Simara returned to her drink. Everyone was having fun in a pandemonium of movement and gonging chimes. The pastries were cloying with sweet icing and the ale flowed freely. Children laughed and played with tinkling timbrels.

As the performance reached a crescendo of exuberance, the crowd stood to applaud the dancers now sweating with exertion as they stood waving their arms to the ceiling in pulsating reverence. A final harmonic cadence sounded like a crystal thunderclap as the musicians hammered a closing gong note. Everyone froze to listen with expectance. Young and old closed their eyes in unison and bowed their heads in worship as the mountain reverberated and the calcite crystal sang alone.
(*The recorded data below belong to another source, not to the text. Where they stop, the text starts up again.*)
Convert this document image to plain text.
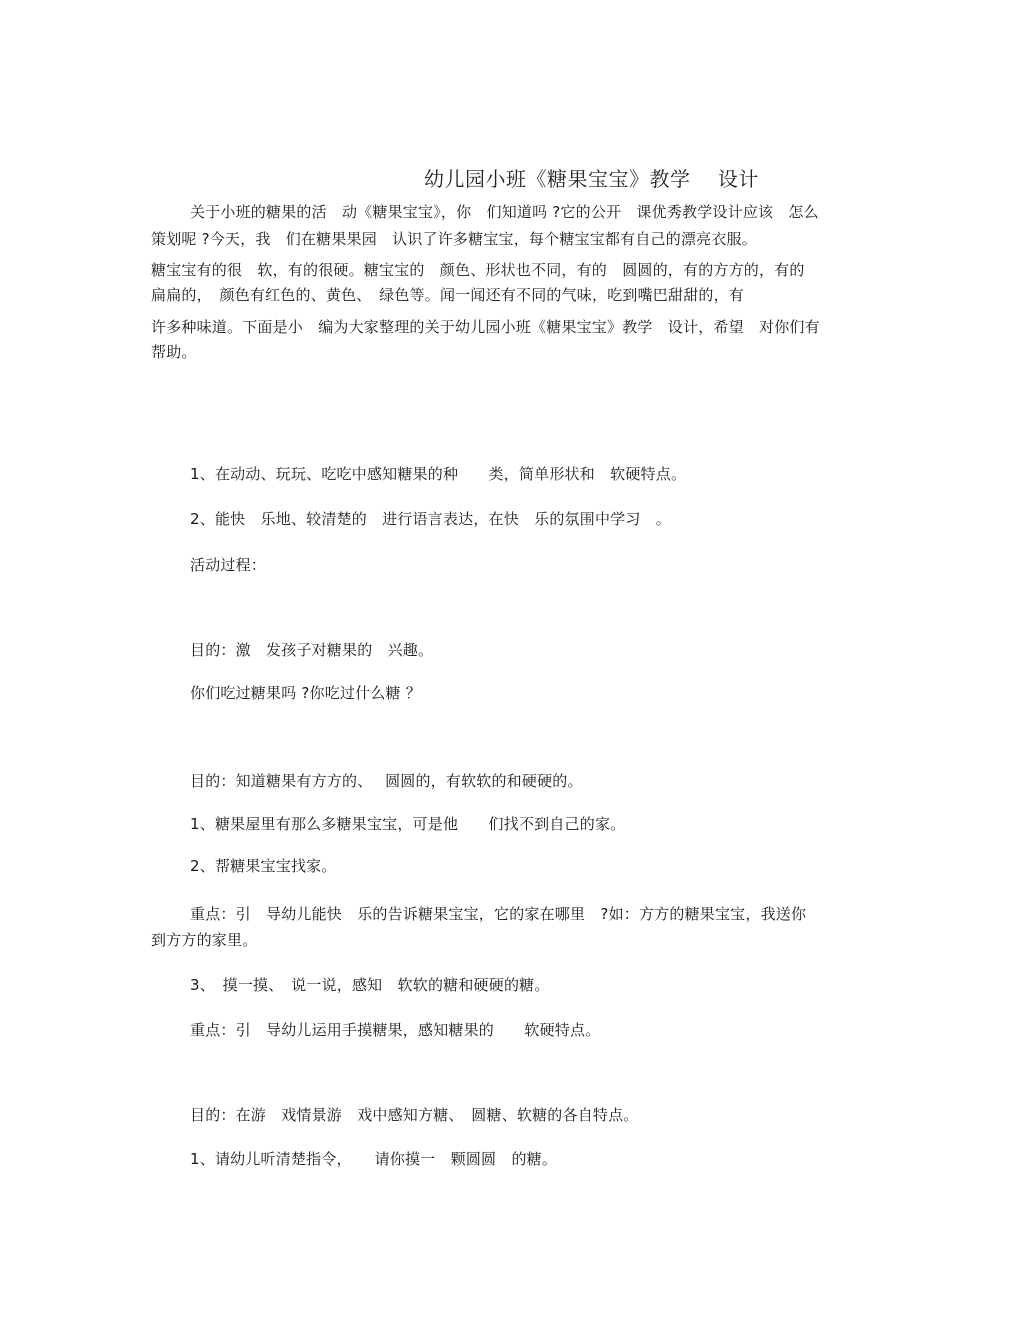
幼儿园小班《糖果宝宝》教学　 设计
关于小班的糖果的活　动《糖果宝宝》，你　们知道吗 ?它的公开　课优秀教学设计应该　怎么
策划呢 ?今天，我　们在糖果果园　认识了许多糖宝宝，每个糖宝宝都有自己的漂亮衣服。
糖宝宝有的很　软，有的很硬。糖宝宝的　颜色、形状也不同，有的　圆圆的，有的方方的，有的
扁扁的，　颜色有红色的、黄色、　绿色等。闻一闻还有不同的气味，吃到嘴巴甜甜的，有
许多种味道。下面是小　编为大家整理的关于幼儿园小班《糖果宝宝》教学　设计，希望　对你们有
帮助。
1、在动动、玩玩、吃吃中感知糖果的种　　类，简单形状和　软硬特点。
2、能快　乐地、较清楚的　进行语言表达，在快　乐的氛围中学习　。
活动过程：
目的：激　发孩子对糖果的　兴趣。
你们吃过糖果吗 ?你吃过什么糖 ？
目的：知道糖果有方方的、　 圆圆的，有软软的和硬硬的。
1、糖果屋里有那么多糖果宝宝，可是他　　们找不到自己的家。
2、帮糖果宝宝找家。
重点：引　导幼儿能快　乐的告诉糖果宝宝，它的家在哪里　?如：方方的糖果宝宝，我送你
到方方的家里。
3、　摸一摸、　说一说，感知　软软的糖和硬硬的糖。
重点：引　导幼儿运用手摸糖果，感知糖果的　　软硬特点。
目的：在游　戏情景游　戏中感知方糖、　圆糖、软糖的各自特点。
1、请幼儿听清楚指令，　　请你摸一　颗圆圆　的糖。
Simara strained to hear the voice of Kiva in the afterglow of majesty as the vibrations echoed down every tunnel and into every heart. The transcendent harmony lingered for many moments, and every smile turned beatific at the sound. As the magic mountain cried out divine, everyone knew without a doubt that spring had begun and the future would be better than the past. The desert god Kiva provided enough for all to share and none to prosper. A hum of holiness settled and drifted to a lingering silence.

Applause followed in a rising thunder as the dancers bowed with humility and thanksgiving, and a fresh cornucopia of food emerged from the kitchens along with full trays of mulled ale. Simara gained directions to the lavatory while she still had good wits, and she slid through the bustling crowd like an eel in oil. On her return, she noticed Jula and her two cohorts talking at a table near the back, giggling and tipsy. She approached with sure dignity, emboldened with the first blush of intoxication. “I’m not really a pervert,” she told them point-blank.